As the United States of America commemorates 237 years of independence and 150 years since the bloody Battle of Gettysburg, the people of Egypt are engaged in their own tumultuous revolution. While remembering our own first principles as immortalized in the Declaration of Independence, what can we learn from Egypt's troubled relationship with democracy?
On June 30, 2012, Mohamed Morsi was sworn in as the first democratically elected president in Egyptian history. A leading member of the Muslim Brotherhood, Morsi defeated Ahmed Shafik, the former prime minister under deposed dictator Hosni Mubarak. Many Egyptians were uneasy with their choice in 2012 — an Islamist versus a holdover from the old regime. With 51.7% of the vote, however, the people spoke and Morsi became president, pledging to respect the limits of his office and the rights of the Egyptian people.

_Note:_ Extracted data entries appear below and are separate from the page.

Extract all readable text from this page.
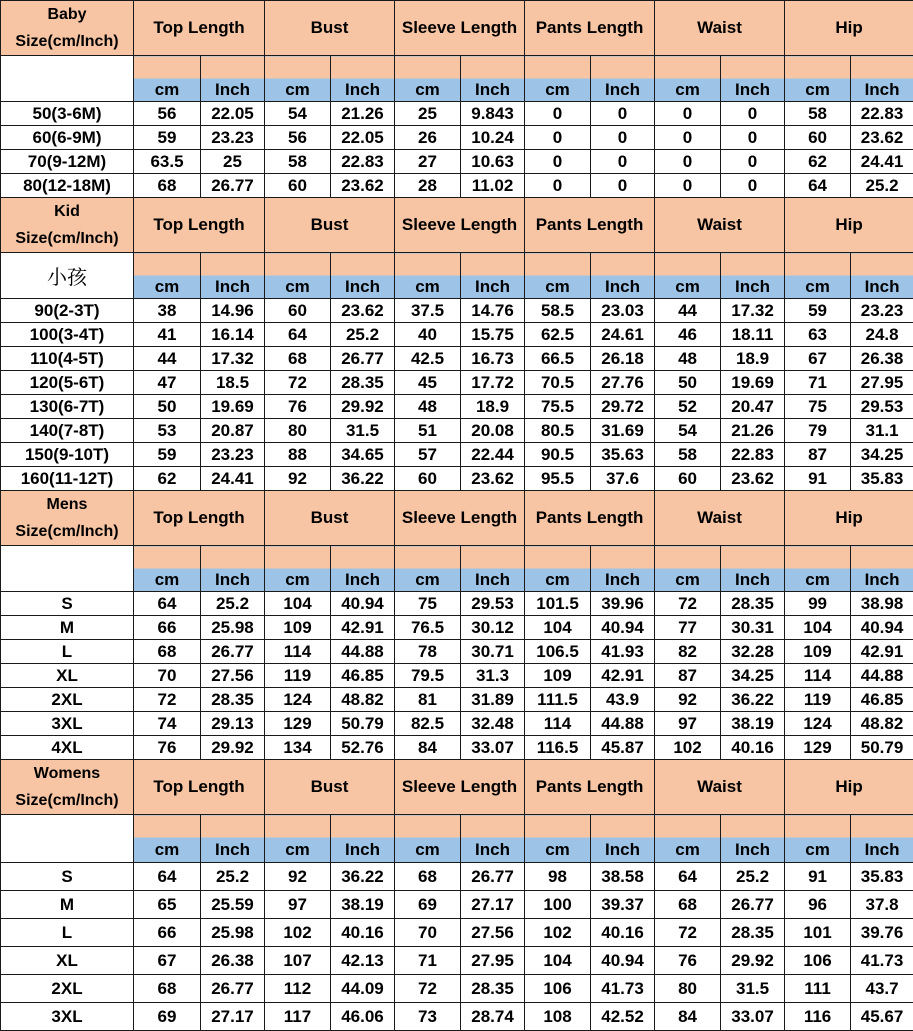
Baby
Size(cm/Inch)	Top Length		Bust		Sleeve Length		Pants Length		Waist		Hip	
	cm	Inch	cm	Inch	cm	Inch	cm	Inch	cm	Inch	cm	Inch
50(3-6M)	56	22.05	54	21.26	25	9.843	0	0	0	0	58	22.83
60(6-9M)	59	23.23	56	22.05	26	10.24	0	0	0	0	60	23.62
70(9-12M)	63.5	25	58	22.83	27	10.63	0	0	0	0	62	24.41
80(12-18M)	68	26.77	60	23.62	28	11.02	0	0	0	0	64	25.2
Kid
Size(cm/Inch)	Top Length		Bust		Sleeve Length		Pants Length		Waist		Hip	
小孩	cm	Inch	cm	Inch	cm	Inch	cm	Inch	cm	Inch	cm	Inch
90(2-3T)	38	14.96	60	23.62	37.5	14.76	58.5	23.03	44	17.32	59	23.23
100(3-4T)	41	16.14	64	25.2	40	15.75	62.5	24.61	46	18.11	63	24.8
110(4-5T)	44	17.32	68	26.77	42.5	16.73	66.5	26.18	48	18.9	67	26.38
120(5-6T)	47	18.5	72	28.35	45	17.72	70.5	27.76	50	19.69	71	27.95
130(6-7T)	50	19.69	76	29.92	48	18.9	75.5	29.72	52	20.47	75	29.53
140(7-8T)	53	20.87	80	31.5	51	20.08	80.5	31.69	54	21.26	79	31.1
150(9-10T)	59	23.23	88	34.65	57	22.44	90.5	35.63	58	22.83	87	34.25
160(11-12T)	62	24.41	92	36.22	60	23.62	95.5	37.6	60	23.62	91	35.83
Mens
Size(cm/Inch)	Top Length		Bust		Sleeve Length		Pants Length		Waist		Hip	
	cm	Inch	cm	Inch	cm	Inch	cm	Inch	cm	Inch	cm	Inch
S	64	25.2	104	40.94	75	29.53	101.5	39.96	72	28.35	99	38.98
M	66	25.98	109	42.91	76.5	30.12	104	40.94	77	30.31	104	40.94
L	68	26.77	114	44.88	78	30.71	106.5	41.93	82	32.28	109	42.91
XL	70	27.56	119	46.85	79.5	31.3	109	42.91	87	34.25	114	44.88
2XL	72	28.35	124	48.82	81	31.89	111.5	43.9	92	36.22	119	46.85
3XL	74	29.13	129	50.79	82.5	32.48	114	44.88	97	38.19	124	48.82
4XL	76	29.92	134	52.76	84	33.07	116.5	45.87	102	40.16	129	50.79
Womens
Size(cm/Inch)	Top Length		Bust		Sleeve Length		Pants Length		Waist		Hip	
	cm	Inch	cm	Inch	cm	Inch	cm	Inch	cm	Inch	cm	Inch
S	64	25.2	92	36.22	68	26.77	98	38.58	64	25.2	91	35.83
M	65	25.59	97	38.19	69	27.17	100	39.37	68	26.77	96	37.8
L	66	25.98	102	40.16	70	27.56	102	40.16	72	28.35	101	39.76
XL	67	26.38	107	42.13	71	27.95	104	40.94	76	29.92	106	41.73
2XL	68	26.77	112	44.09	72	28.35	106	41.73	80	31.5	111	43.7
3XL	69	27.17	117	46.06	73	28.74	108	42.52	84	33.07	116	45.67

As the last year progressed, however, Morsi revealed himself to be a wolf in sheep's clothing. He pushed for a constitution that enshrined Islamic law in political life. In November he granted himself unlimited power to create laws without judicial review, prompting mass protests. His regime oversaw a crackdown on civil rights, persecution of Christians, women, and other minorities, and attempts to silence dissenters like comedian Bassem Youssef. On the year anniversary of his swearing in, the people of Egypt gathered once more in Tahrir Square and demanded his ouster. A few days later, the Egyptian military obliged and overthrew Morsi's government in a coup d'etat. The constitution has been suspended, Morsi is under house arrest, senior leaders of the Muslim Brotherhood are being detained, and Islamist media venues are being shuttered. An interim civilian government has been installed, led by former supreme court justice Adly Mansour.
The turn of events in Egypt is understandably causing many in the West, particularly in the United States, to wring their hands. With our devotion to the triumph of the ballot box, Americans are uncomfortable with a democratically elected government being overthrown by the military. After Morsi was elected, I posed this question at a dinner table one night: Do the people have the right to elect an Islamist — a tyrant — over themselves? The response received: "Of course!" If the people willed it, it was just.
Once upon a time, the belief in the supremacy of the majority was referred to as popular sovereignty. The debate over the limits of popular sovereignty was most famously fought by Abraham Lincoln and Stephen Douglas, circling the question of slavery. As the United States expanded west and invited more states into the Union, there was a question of whether they would be free states or slave states. Douglas, and the bulk of his Democratic Party, argued that the people in each territory should be able to decide, via the ballot box, if they wanted to live in a slave state or a free state. Lincoln, and his Republican Party, vehemently disagreed with the notion that people can justly vote on enslaving other people.
Abraham Lincoln argued, in opposing Douglas, that popular sovereignty was but another name for the tyranny of the majority. He said that the majority could not enslave a minority, as slavery violated the first principle of our republic that "All men are created equal." To Lincoln, popular sovereignty was "a living, creeping lie" masquerading as self-government. While the people ought to rule, and while the government ought to be, as Lincoln famously said, of the people, by the people, and for the people, there are limits to the power of the people, and a majority democracy can just as well as a military leader become a tyranny.
"It is the same principle in whatever shape it develops itself. It is the same spirit that says, 'You work and toil and earn bread, and I'll eat it.' No matter in what shape it comes, whether from the mouth of a king who seeks to bestride the people of his own nation and live by the fruit of their labor, or from one race of men as an apology for enslaving another race, it is the same tyrannical principle," said Lincoln.
Democracy is not the end of government, it is a tool. The end of government is the safeguard of liberty and equality in justice, neither of which can exist without the other. When government is divorced from these ends, it becomes tyrannical no matter what form it takes. Mohamed Morsi won an election and was granted power by the sovereign authority of the Egyptian people. In opposing liberty, equality, and justice, however, Mohamed Morsi violated the sovereignty of his countrymen, and they were justified in reclaiming the authority they had entrusted to him. While this was a coup, it was also a revolution.
Not every revolution ends well, though, and more often than not almost every coup results in more tyranny. Creating a just government that respects the rights of its citizens is difficult to do, and self-government is even more difficult to maintain. As the Supreme Council of the Armed Forces plots a transition to a democratic regime, the Egyptian people would do well to reflect on their rights as human beings and debate what form of government would work best for Egypt to maintain these rights. For its part, the United States should continue to encourage a focus on rights and, for the time being, avoid a hard push for the principle of democratic rule. Until rights are the focus of the Egyptian regime, democracy simply will not work.